FIG. 15 is a cross-sectional view showing a configuration of a conventional engine cooling structure.

[Explanation of symbols]

 Reference Signs List 1 snowmobile 2 engine 3 exhaust device 4 intake device 5 heat exchanger 6 piping hose 10 crankcase 11 exhaust passage 11a opening 12 intake passage 13 water jacket 14 engine cylinder 20 snowmobile 20a body cover 20b crawler 20c storage cover 21 engine 22 exhaust device Reference Signs List 23 intake device 24 heat exchanger 25 intake passage 25a carburetor 26 exhaust passage 27 crankcase 28 intake housing 29 exhaust pipe 30 cooling water passage 31 piping hose 32 water pump 33 piping hose 34 exhaust housing 34a partition 35 engine cylinder 36 water jacket 37 cylinder Head 38 Water jacket 40 Reed valve 41 Connection 42 Stopper 43 Piston 43a Piston head 44 Rank room 45 Opening 50 Communication structure 51 Communication opening 52 Union 53 Communication opening 54 Union 55 Piping hose 60 Reservoir tank 65 Communication structure 66 Communication opening 67 Connecting pipe 70 Communication structure 71 Communication opening 75 Communication structure 76 Communication opening 80 Communication structure 81 Communication 82 Connecting pipe 85 Communication structure 86 Communication opening 90 Communication structure 91 Communication opening

Claims (5)

[Claims] An intake passage and an exhaust passage are oriented in substantially the same direction and are adjacent to each other, and a cooling water passage provided with a water jacket of a cylinder, a heat exchanger, and a reserve tank for storing cooling water.
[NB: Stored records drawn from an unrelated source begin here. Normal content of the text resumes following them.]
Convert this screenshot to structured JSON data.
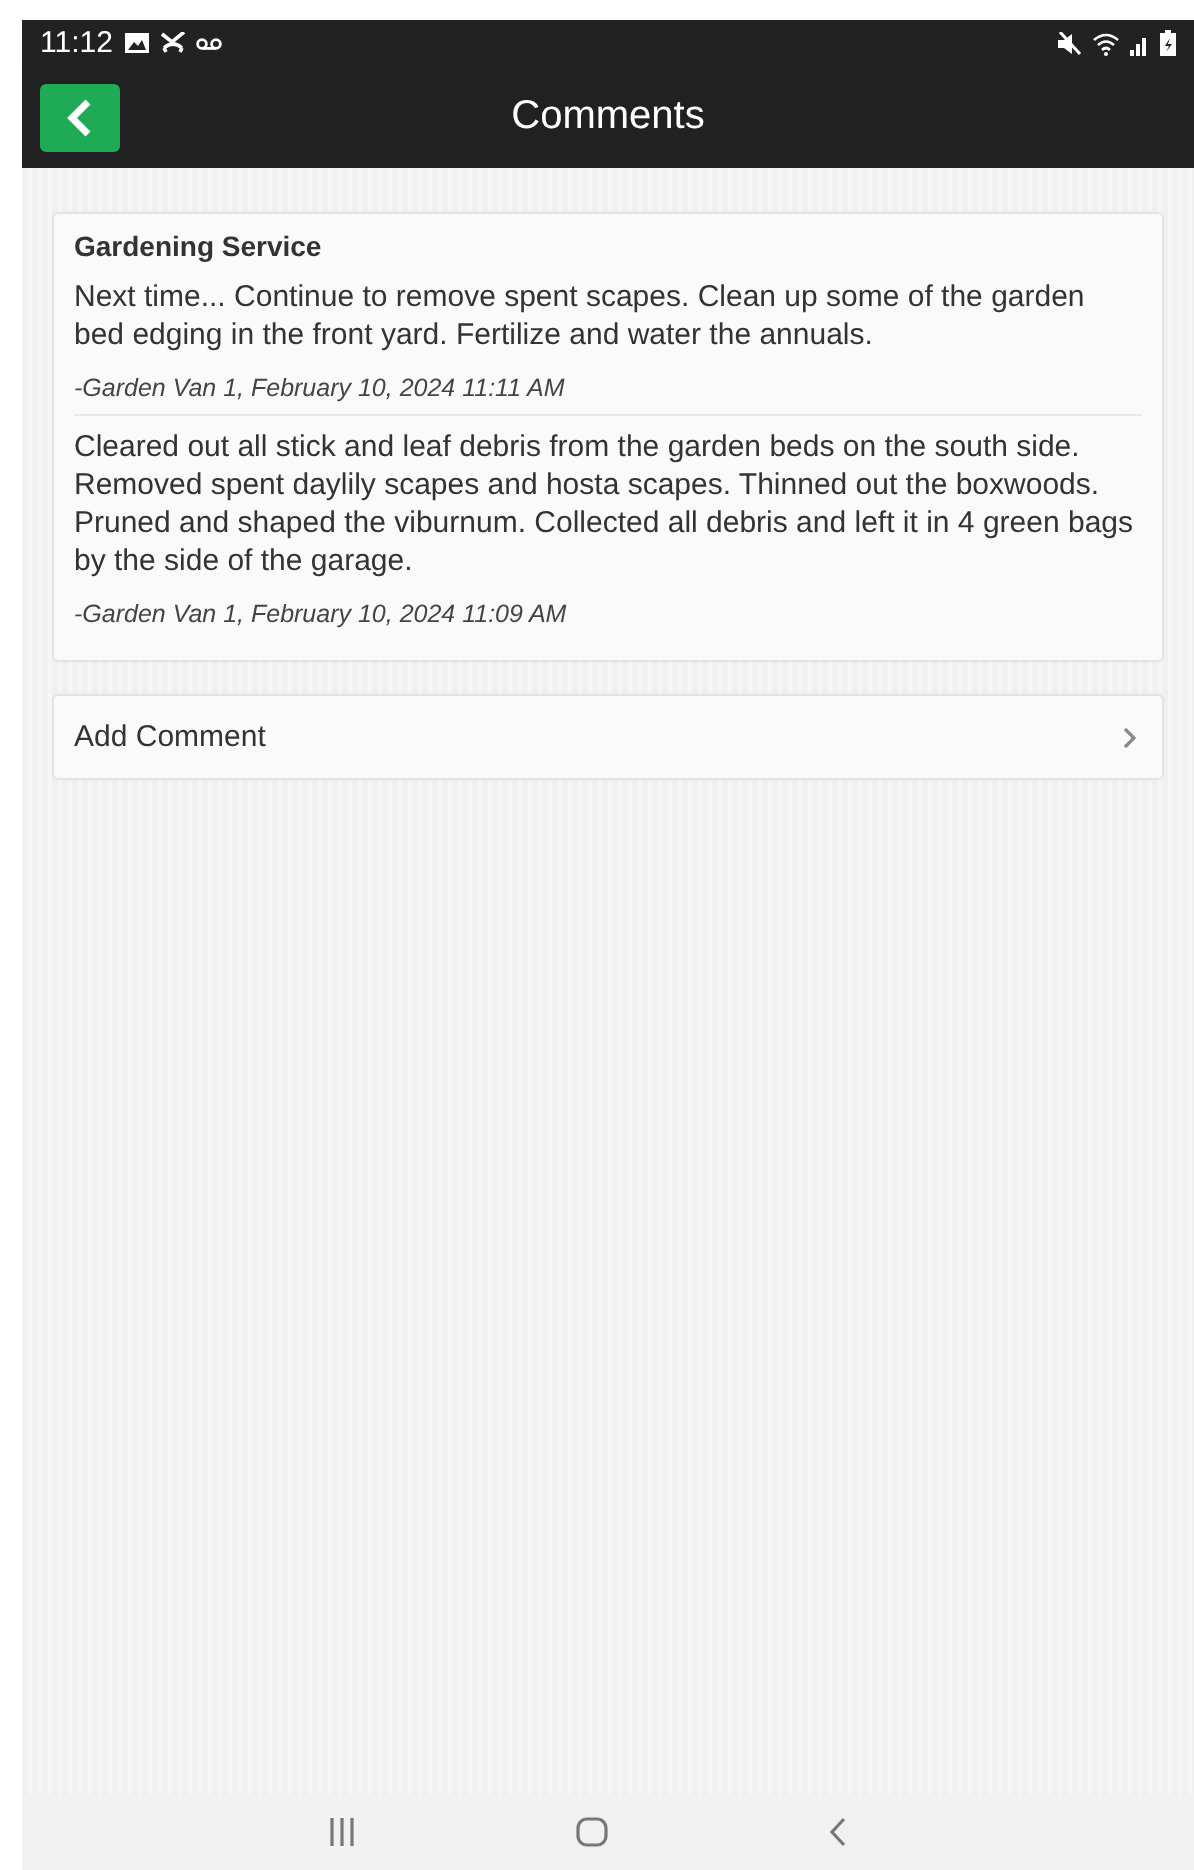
{
  "status_bar": {
    "time": "11:12"
  },
  "header": {
    "title": "Comments"
  },
  "card": {
    "title": "Gardening Service",
    "comments": [
      {
        "text": "Next time... Continue to remove spent scapes. Clean up some of the garden bed edging in the front yard. Fertilize and water the annuals.",
        "author": "-Garden Van 1, February 10, 2024 11:11 AM"
      },
      {
        "text": "Cleared out all stick and leaf debris from the garden beds on the south side. Removed spent daylily scapes and hosta scapes. Thinned out the boxwoods. Pruned and shaped the viburnum. Collected all debris and left it in 4 green bags by the side of the garage.",
        "author": "-Garden Van 1, February 10, 2024 11:09 AM"
      }
    ]
  },
  "add_comment": {
    "label": "Add Comment"
  }
}
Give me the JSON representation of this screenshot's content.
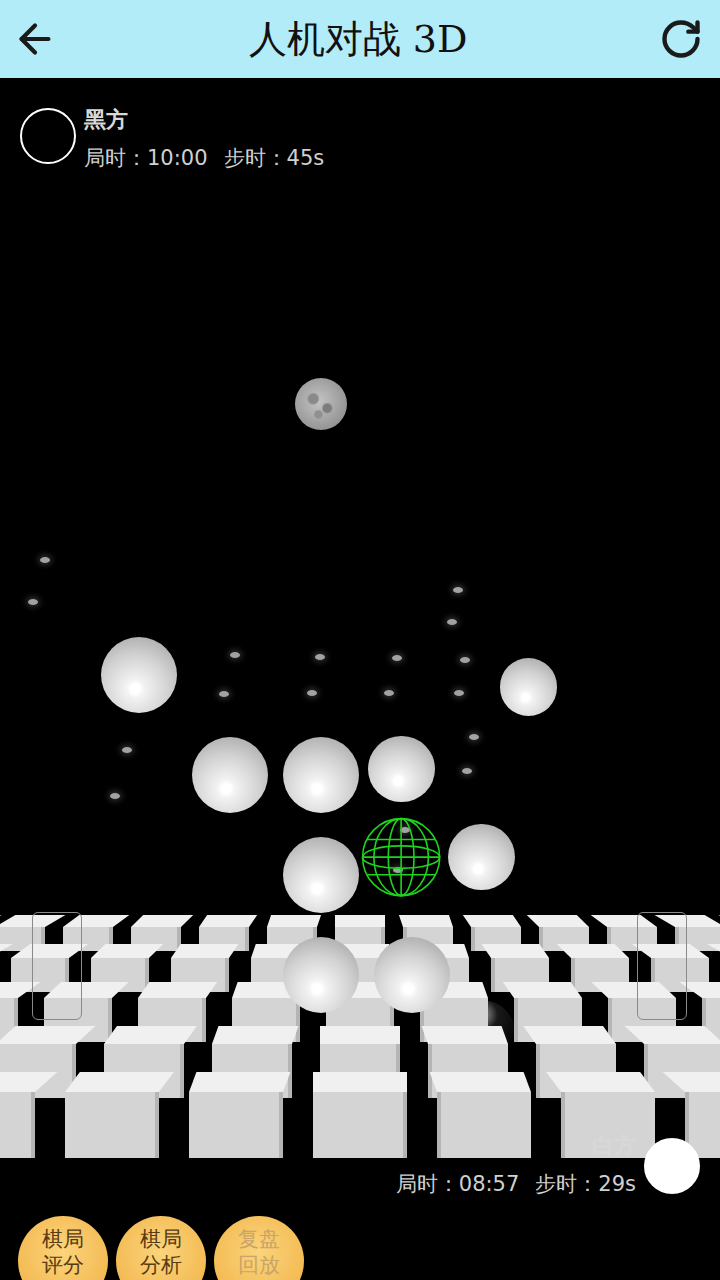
{
  "header": {
    "title": "人机对战 3D"
  },
  "players": [
    {
      "side": "black",
      "name": "黑方",
      "color": "#000000",
      "game_time": "局时：10:00",
      "move_time": "步时：45s"
    },
    {
      "side": "white",
      "name": "白方",
      "color": "#ffffff",
      "game_time": "局时：08:57",
      "move_time": "步时：29s"
    }
  ],
  "board": {
    "stones": [
      {
        "col": 1,
        "row": 3,
        "layer": 0,
        "color": "white"
      },
      {
        "col": 2,
        "row": 2,
        "layer": 0,
        "color": "white"
      },
      {
        "col": 3,
        "row": 2,
        "layer": 0,
        "color": "white"
      },
      {
        "col": 4,
        "row": 2,
        "layer": 1,
        "color": "white"
      },
      {
        "col": 3,
        "row": 1,
        "layer": 0,
        "color": "white"
      },
      {
        "col": 3,
        "row": 0,
        "layer": 0,
        "color": "white"
      },
      {
        "col": 4,
        "row": 0,
        "layer": 0,
        "color": "white"
      },
      {
        "col": 5,
        "row": 1,
        "layer": 1,
        "color": "white"
      },
      {
        "col": 6,
        "row": 3,
        "layer": 2,
        "color": "white"
      },
      {
        "col": 5,
        "row": -1,
        "layer": 1,
        "color": "black"
      }
    ],
    "cursor": {
      "col": 4,
      "row": 1,
      "layer": 1
    }
  },
  "buttons": [
    {
      "label": "棋局评分",
      "disabled": false
    },
    {
      "label": "棋局分析",
      "disabled": false
    },
    {
      "label": "复盘回放",
      "disabled": true
    }
  ]
}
A water-cooled two-stroke engine that circulates cooling water to cool the engine, wherein a cooling water passage is formed at a position facing an exhaust passage in an intake passage side housing of the crankcase, and an upper part of the cooling water passage is formed. Communication port a for communicating the inside of the cooling water passage with the outside
And a communication port b that is a part of a cooling water path downstream of the cooling water path and communicates the inside of the cooling water path with the outside, and a communication port that communicates the communication port a with the communication port b. A cooling structure for a snowmobile engine having a structure. 2. The cooling structure for an engine of a snowmobile according to claim 1, wherein the communication port b is located above the communication port a. 3. The cooling structure for an engine of a snowmobile according to claim 1, wherein the communication port b is provided in a cooling water path between the cooling water passage and the reservoir tank. 4. The cooling structure for an engine of a snowmobile according to claim 1, wherein the communication port b is provided in a reservoir tank. 5. The cooling of a snowmobile engine according to claim 1, wherein the communication structure adjusts a flow rate of cooling water by changing a passage opening area. Construction.